Интересно, почему на сей раз перед работой на душе у него было как-то особенно торжественно? Разумеется, симфония должна была получиться совершенно необыкновенной, но ведь это ещё не причина...
Странно также, что у него вдруг куда-то пропало честолюбие. Что ему теперь Аркольский мост, по которому Бонапарт когда-то пробежал под градом пуль, что ему, в конце концов, сам Бонапарт, ставший Первым пожизненным консулом Франции?.. А ведь как когда-то он мечтал уподобиться ему и носить гордый титул «Первого консула музыки». Эти мечты казались ему теперь какими-то очень уж низменными, почти не достойными его...
А может быть, всё дело в том, что он ныне на рубеже сорока и какой-то жребий должен уже окончательно выпасть ему? Нет, тоже не то...
Герой со знаменем бросился вперёд. Свист пуль не остановил его. Он лишь чуть повернул голову, но не назад, а вбок, а шпага его неизменно указывала путь в новый, лучший мир. Обернувшись, он хотел убедиться, что соратники не покинули его...
Так изменились их лица или он просто вдруг увидел страшное прошлое этих солдат, побудившее их штурмовать мост?

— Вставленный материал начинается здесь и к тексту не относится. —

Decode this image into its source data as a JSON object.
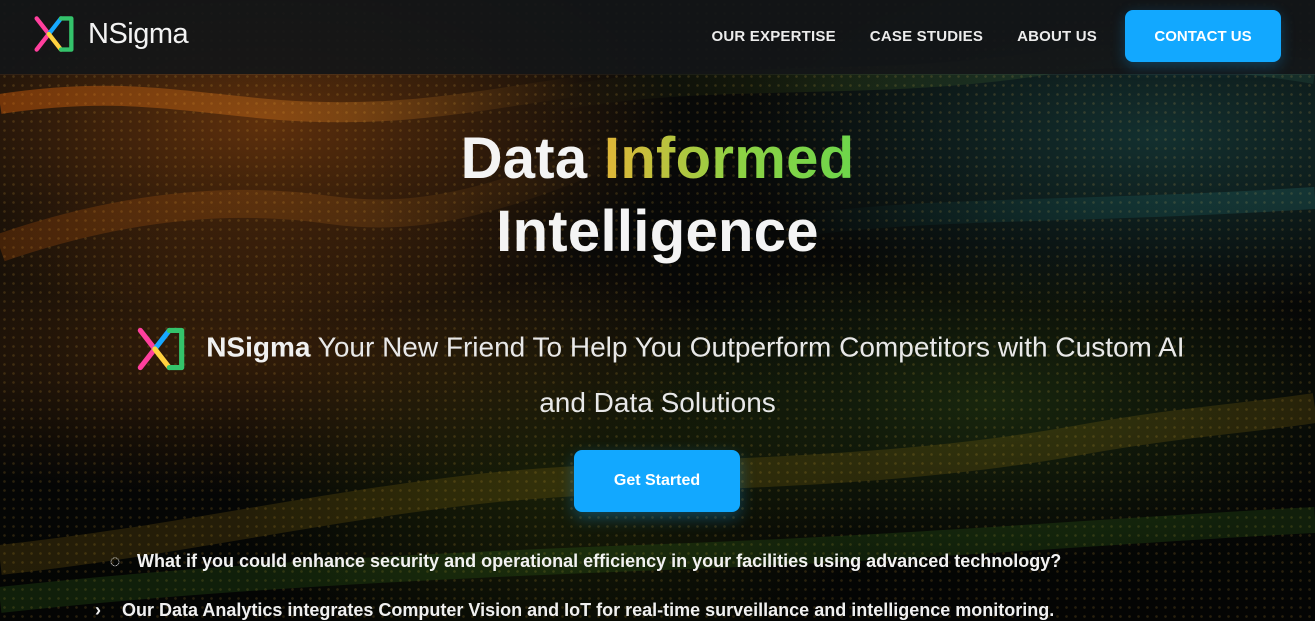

Ткачи больше не следят, скрючившись у своих станков, за челноками, скользящими быстро и неудержимо, нынче они ткут свободу и человечность...
Крестьяне оставили свои плуги. Но настанет день, и заброшенные поля заколосятся новым урожаем, взойдут пышные хлеба, и женщинам и детям не придётся изнывать на мучительной барщине, нет, они будут сытыми и свободными. Так вперёд же со знаменем в руке!
Ты падаешь на землю, брат? Где твоё знамя? Нет, нельзя останавливаться. Рабочие фабрик и мануфактур должны всегда стремиться вперёд мощным неудержимым потоком...
И теперь, выходит, он должен это всё положить на музыку?
Солнце медленно опустилось за горизонт. Вскоре наступит час, когда можно будет зажечь свечи, и их огоньки возвестят о его готовности приступить к работе... О, это непостижимое величие ночи!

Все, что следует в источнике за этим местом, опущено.